Oczywiście. Organizacja powstała w 2004 roku po to, żeby móc bardziej formalnie pomagać zwierzakom. Grupa ludzi, którym nie był obojętny los zwierząt z zielonogórskiego schroniska, postanowiła połączyć siły, żeby poprawiać życie mieszkających tam psów. Jeszcze wtedy placówka nie była w „naszych rękach”, ale my uparcie i konsekwentnie dążyliśmy do tego, żeby zacząć zauważać potrzeby czworonogów. W 2010 roku udało nam się wygrać konkurs na prowadzenie zielonogórskiego schroniska i z miejsca, gdzie warunki dla psów pozostawiały bardzo wiele do życzenia, placówka zmieniła się w jedną z najlepszych w Polsce. Każdego dnia dążymy do tego, żeby zwierzaki miały jak najlepiej.
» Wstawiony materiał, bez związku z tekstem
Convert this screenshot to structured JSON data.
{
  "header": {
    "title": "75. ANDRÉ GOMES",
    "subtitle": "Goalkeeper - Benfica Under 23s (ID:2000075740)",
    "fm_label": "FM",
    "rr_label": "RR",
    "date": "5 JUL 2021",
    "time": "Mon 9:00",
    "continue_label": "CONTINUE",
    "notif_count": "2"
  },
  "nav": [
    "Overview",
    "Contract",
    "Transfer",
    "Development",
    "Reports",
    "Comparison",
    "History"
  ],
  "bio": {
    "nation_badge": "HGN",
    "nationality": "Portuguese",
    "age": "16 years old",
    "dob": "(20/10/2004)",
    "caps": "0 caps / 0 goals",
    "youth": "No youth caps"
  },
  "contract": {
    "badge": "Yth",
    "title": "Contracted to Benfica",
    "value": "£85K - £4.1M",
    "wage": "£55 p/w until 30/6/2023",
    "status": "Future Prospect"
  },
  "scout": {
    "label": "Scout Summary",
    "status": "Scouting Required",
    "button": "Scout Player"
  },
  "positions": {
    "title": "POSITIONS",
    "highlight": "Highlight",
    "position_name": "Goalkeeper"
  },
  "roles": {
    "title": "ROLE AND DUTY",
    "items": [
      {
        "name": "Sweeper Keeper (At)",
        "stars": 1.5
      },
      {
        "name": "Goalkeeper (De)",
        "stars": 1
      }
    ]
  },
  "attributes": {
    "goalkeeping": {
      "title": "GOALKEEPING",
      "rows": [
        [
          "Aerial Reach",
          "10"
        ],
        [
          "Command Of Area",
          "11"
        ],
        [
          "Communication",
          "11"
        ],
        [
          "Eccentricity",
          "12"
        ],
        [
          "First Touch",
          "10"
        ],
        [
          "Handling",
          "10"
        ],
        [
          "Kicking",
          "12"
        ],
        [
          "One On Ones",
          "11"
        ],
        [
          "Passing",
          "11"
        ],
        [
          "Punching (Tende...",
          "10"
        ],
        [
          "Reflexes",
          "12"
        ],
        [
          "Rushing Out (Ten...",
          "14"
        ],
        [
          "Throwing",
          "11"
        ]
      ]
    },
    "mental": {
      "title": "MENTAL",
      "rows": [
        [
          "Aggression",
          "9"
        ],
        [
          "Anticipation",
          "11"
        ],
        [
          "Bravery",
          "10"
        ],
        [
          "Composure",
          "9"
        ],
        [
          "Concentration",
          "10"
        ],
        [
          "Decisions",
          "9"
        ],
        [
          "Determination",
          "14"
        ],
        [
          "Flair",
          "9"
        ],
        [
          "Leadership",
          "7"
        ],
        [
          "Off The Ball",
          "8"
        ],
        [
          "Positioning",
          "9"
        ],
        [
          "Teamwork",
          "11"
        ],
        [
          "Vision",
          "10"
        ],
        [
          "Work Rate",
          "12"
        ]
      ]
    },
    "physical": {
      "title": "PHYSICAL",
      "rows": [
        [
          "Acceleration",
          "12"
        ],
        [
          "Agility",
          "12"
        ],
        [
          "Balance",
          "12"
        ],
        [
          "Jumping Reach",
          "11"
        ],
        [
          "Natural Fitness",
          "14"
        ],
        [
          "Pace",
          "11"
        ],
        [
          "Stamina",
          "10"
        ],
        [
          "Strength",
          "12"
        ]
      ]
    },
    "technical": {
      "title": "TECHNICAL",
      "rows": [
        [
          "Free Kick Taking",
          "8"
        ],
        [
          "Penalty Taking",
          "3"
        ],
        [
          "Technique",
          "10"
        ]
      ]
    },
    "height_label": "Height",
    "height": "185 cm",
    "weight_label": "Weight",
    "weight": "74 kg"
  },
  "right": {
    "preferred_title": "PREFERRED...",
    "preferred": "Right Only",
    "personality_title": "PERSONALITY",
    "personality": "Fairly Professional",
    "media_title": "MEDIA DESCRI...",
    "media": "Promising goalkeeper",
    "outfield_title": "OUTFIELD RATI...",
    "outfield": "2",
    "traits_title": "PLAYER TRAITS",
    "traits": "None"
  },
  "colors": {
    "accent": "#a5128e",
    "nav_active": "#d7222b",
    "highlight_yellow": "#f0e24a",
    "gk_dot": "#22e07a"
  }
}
Zaczęło się więc od pomocy zwierzętom ze schroniska. Wciąż tam głównie działacie?
Poza schroniskiem w Zielonej Górze obecnie pod naszą opieką jest też schronisko w Dłużynie Górnej i Punkt Adopcyjny w Wolsztynie. Oprócz tego zajmujemy się interweniowaniem w miejscach, gdzie prawa zwierząt są łamane – edukujemy, zalecamy zmiany warunków, a jeśli jest taka konieczność – odbieramy czworonogi.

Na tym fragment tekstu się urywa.